Dharna - Starve for a Cause

Original Photo By Thomas in’t VeldI subscribe to Dictionary.com’s “Word of the Day” newsletter, because it’s the laziest way I know to increase my vocabulary. To be honest, many days I just throw’em in the trash and figure I’ll work on my vocab the next day, but every now and then, a word catches my eye and with a click, my curiosity is satisfied. Yesterday’s word was “Dharna”, not to be confused with “Dharma”, an “essential quality or character, as of the cosmos or one's own nature,” or the “Dharma Initiative”, the Department of Heuristics and Research on Material Applications from the television show “Lost.”

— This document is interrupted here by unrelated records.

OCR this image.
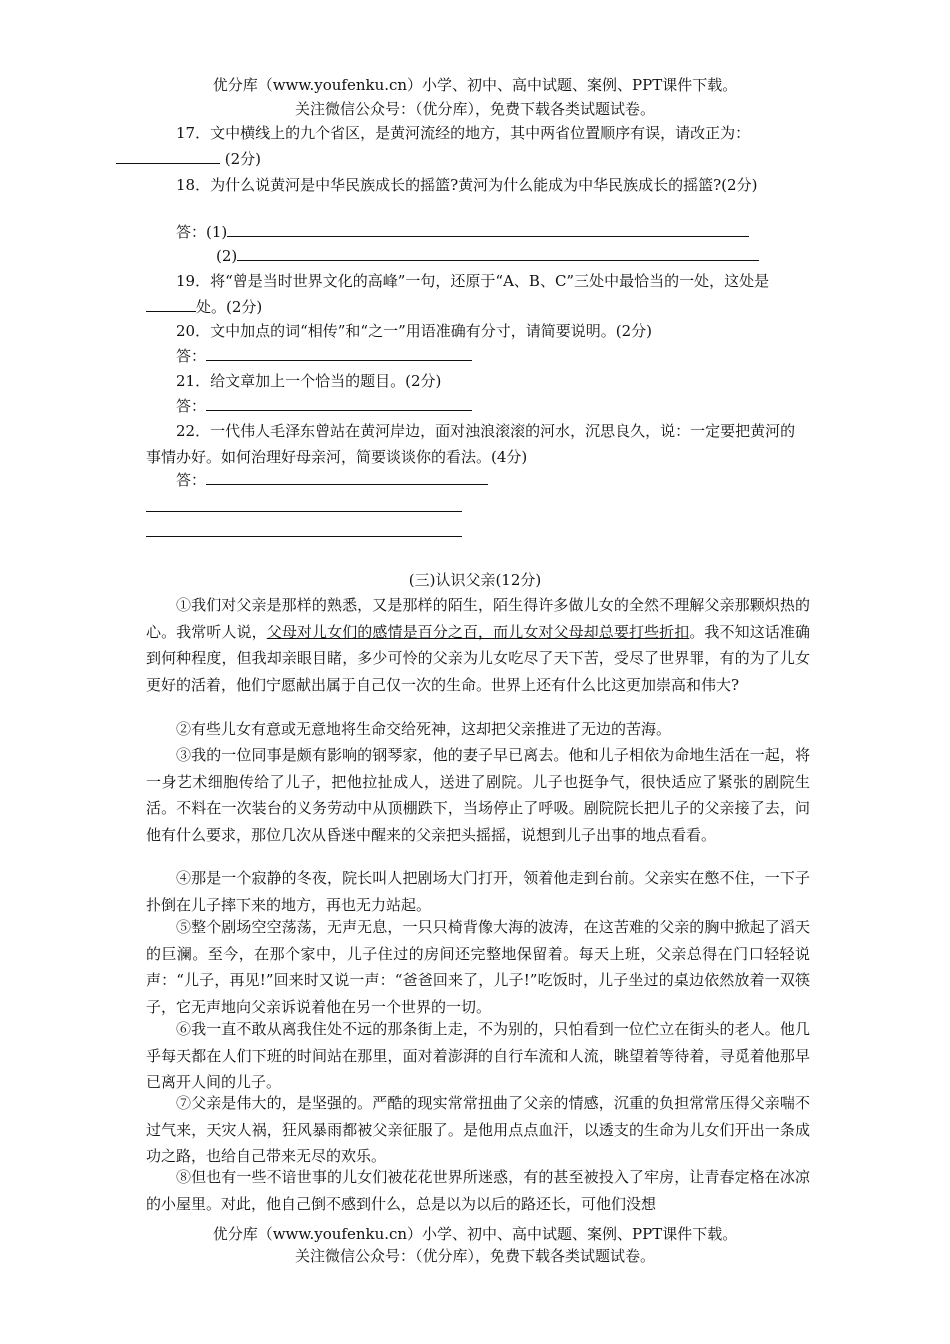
优分库（www.youfenku.cn）小学、初中、高中试题、案例、PPT课件下载。
关注微信公众号：（优分库），免费下载各类试题试卷。

17．文中横线上的九个省区，是黄河流经的地方，其中两省位置顺序有误，请改正为：
(2分)

18．为什么说黄河是中华民族成长的摇篮?黄河为什么能成为中华民族成长的摇篮?(2分)

答：(1)
(2)

19．将“曾是当时世界文化的高峰”一句，还原于“A、B、C”三处中最恰当的一处，这处是处。(2分)

20．文中加点的词“相传”和“之一”用语准确有分寸，请简要说明。(2分)

答：

21．给文章加上一个恰当的题目。(2分)

答：

22．一代伟人毛泽东曾站在黄河岸边，面对浊浪滚滚的河水，沉思良久，说：一定要把黄河的事情办好。如何治理好母亲河，简要谈谈你的看法。(4分)

答：
(三)认识父亲(12分)

①我们对父亲是那样的熟悉，又是那样的陌生，陌生得许多做儿女的全然不理解父亲那颗炽热的心。我常听人说，父母对儿女们的感情是百分之百，而儿女对父母却总要打些折扣。我不知这话准确到何种程度，但我却亲眼目睹，多少可怜的父亲为儿女吃尽了天下苦，受尽了世界罪，有的为了儿女更好的活着，他们宁愿献出属于自己仅一次的生命。世界上还有什么比这更加崇高和伟大?

②有些儿女有意或无意地将生命交给死神，这却把父亲推进了无边的苦海。

③我的一位同事是颇有影响的钢琴家，他的妻子早已离去。他和儿子相依为命地生活在一起，将一身艺术细胞传给了儿子，把他拉扯成人，送进了剧院。儿子也挺争气，很快适应了紧张的剧院生活。不料在一次装台的义务劳动中从顶棚跌下，当场停止了呼吸。剧院院长把儿子的父亲接了去，问他有什么要求，那位几次从昏迷中醒来的父亲把头摇摇，说想到儿子出事的地点看看。

④那是一个寂静的冬夜，院长叫人把剧场大门打开，领着他走到台前。父亲实在憋不住，一下子扑倒在儿子摔下来的地方，再也无力站起。

⑤整个剧场空空荡荡，无声无息，一只只椅背像大海的波涛，在这苦难的父亲的胸中掀起了滔天的巨澜。至今，在那个家中，儿子住过的房间还完整地保留着。每天上班，父亲总得在门口轻轻说声：“儿子，再见!”回来时又说一声：“爸爸回来了，儿子!”吃饭时，儿子坐过的桌边依然放着一双筷子，它无声地向父亲诉说着他在另一个世界的一切。

⑥我一直不敢从离我住处不远的那条街上走，不为别的，只怕看到一位伫立在街头的老人。他几乎每天都在人们下班的时间站在那里，面对着澎湃的自行车流和人流，眺望着等待着，寻觅着他那早已离开人间的儿子。

⑦父亲是伟大的，是坚强的。严酷的现实常常扭曲了父亲的情感，沉重的负担常常压得父亲喘不过气来，天灾人祸，狂风暴雨都被父亲征服了。是他用点点血汗，以透支的生命为儿女们开出一条成功之路，也给自己带来无尽的欢乐。

⑧但也有一些不谙世事的儿女们被花花世界所迷惑，有的甚至被投入了牢房，让青春定格在冰凉的小屋里。对此，他自己倒不感到什么，总是以为以后的路还长，可他们没想

优分库（www.youfenku.cn）小学、初中、高中试题、案例、PPT课件下载。
关注微信公众号：（优分库），免费下载各类试题试卷。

Per Dictionary.com “Dharna” refers to “the practice of exacting justice or compliance with a just demand by sitting and fasting at the doorstep of an offender until death or until the demand is granted.”

 

Can you imagine this practice being taken out of its context and utilized for relatively trivial pursuits?

  • Girl dumps boy. Boy sits outside of house starving until girl agrees to get back together. Restraining order issued. Boy starves 300 yards from house where neighbors have no idea what he’s protesting.
  • Clubber denied access to Studio 54. Freezes to death the following day.
  • Man laid off from work, squats in front of previous workplace. Arrested for loitering. Starves or dies due to paperwork not being filed with HR fast enough resume his previous position.

These are all worst case scenarios, but I can’t help but think how different the world would be if people were actually able to sacrifice their body to the full extent for what they believed in, or wanted, or desired. Obviously I think after a few hours of Dharna outside a girl’s house the boy would come to the realization that there are other fish in the sea. And the clubber who then waits through the day while the club is closed and no one is around will realize that there are other clubs to enjoy himself. Despite the fact that when he got in he would probably just collapse anyway from malnutrition.

Out of my three silly scenarios, I imagine that the unemployed worker has probably the best reason for committing Dharna; although, I think it would be more productive to have a laptop and cell phone handy to search for jobs while the man starves outside his previous place of work. While the reason for being laid off may call for Dharna, the whole company could go under as well and then you’d be exacting revenge on nothing. And even though jobs are tough to find and even more difficult to obtain now in America, there are still jobs available, and many don’t require starvation for candidacy.